Semtech SX1272/3 vs. SX1276/7/8/9
pySX127x is not entirely compatible with the 1272. The 1276 and 1272 chips are different and the interfaces not 100% identical. For example registers 0x26/27. But the pySX127x library should get you pretty far if you use it with care. Here are the two datasheets:
- Semtech - SX1276/77/78/79 - 137 MHz to 1020 MHz Low Power Long Range Transceiver
- Semtech SX1272/73 - 860 MHz to 1020 MHz Low Power Long Range Transceiver
HopeRF transceiver ICs
HopeRF has a family of LoRa capable transceiver chips RFM92/95/96/98 that have identical or almost identical SPI interface as the Semtech SX1276/7/8/9 family.
Microchip transceiver IC
Likewise Microchip has the chip RN2483
The pySX127x project will therefore be renamed to pyLoRa at some point.
LoRaWAN is a LPWAN (low power WAN) and, and pySX127x has almost no relationship with LoRaWAN. Here we only deal with the interface into the chip(s) that enable the physical layer of LoRaWAN networks.

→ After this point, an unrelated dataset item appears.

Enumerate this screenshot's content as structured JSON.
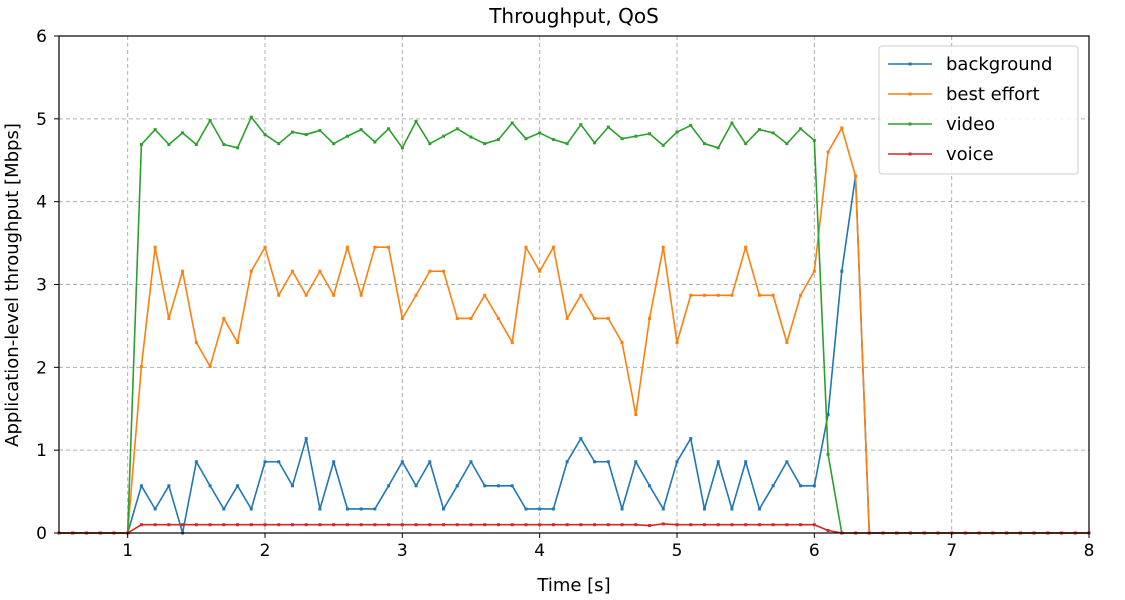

- Semtech SX1276/77/78/79 - 137 MHz to 1020 MHz Low Power Long Range Transceiver
- Modtronix inAir9
- Spidev Documentation
- Make: Tutorial: Raspberry Pi GPIO Pins and Python
LoRa performance tests
- Extreme Range Links: LoRa 868 / 900MHz SX1272 LoRa module for Arduino, Raspberry Pi and Intel Galileo
- UK LoRa versus FSK - 40km LoS (Line of Sight) test!
- Andreas Spiess LoRaWAN World Record Attempt
Spread spectrum modulation theory
- An Introduction to Spread Spectrum Techniques
- Theory of Spread-Spectrum Communications-A Tutorial (technical paper)
Copyright and License
© 2015 Mayer Analytics Ltd., All Rights Reserved.
The license is GNU AGPL.
pySX127x is free software: you can redistribute it and/or modify it under the terms of the GNU Affero General Public License as published by the Free Software Foundation, either version 3 of the License, or (at your option) any later version.
pySX127x is distributed in the hope that it will be useful, but WITHOUT ANY WARRANTY; without even the implied warranty of MERCHANTABILITY or FITNESS FOR A PARTICULAR PURPOSE. See the GNU Affero General Public License for more details.
You can be released from the requirements of the license by obtaining a commercial license. Such a license is mandatory as soon as you develop commercial activities involving pySX127x without disclosing the source code of your own applications, or shipping pySX127x with a closed source product.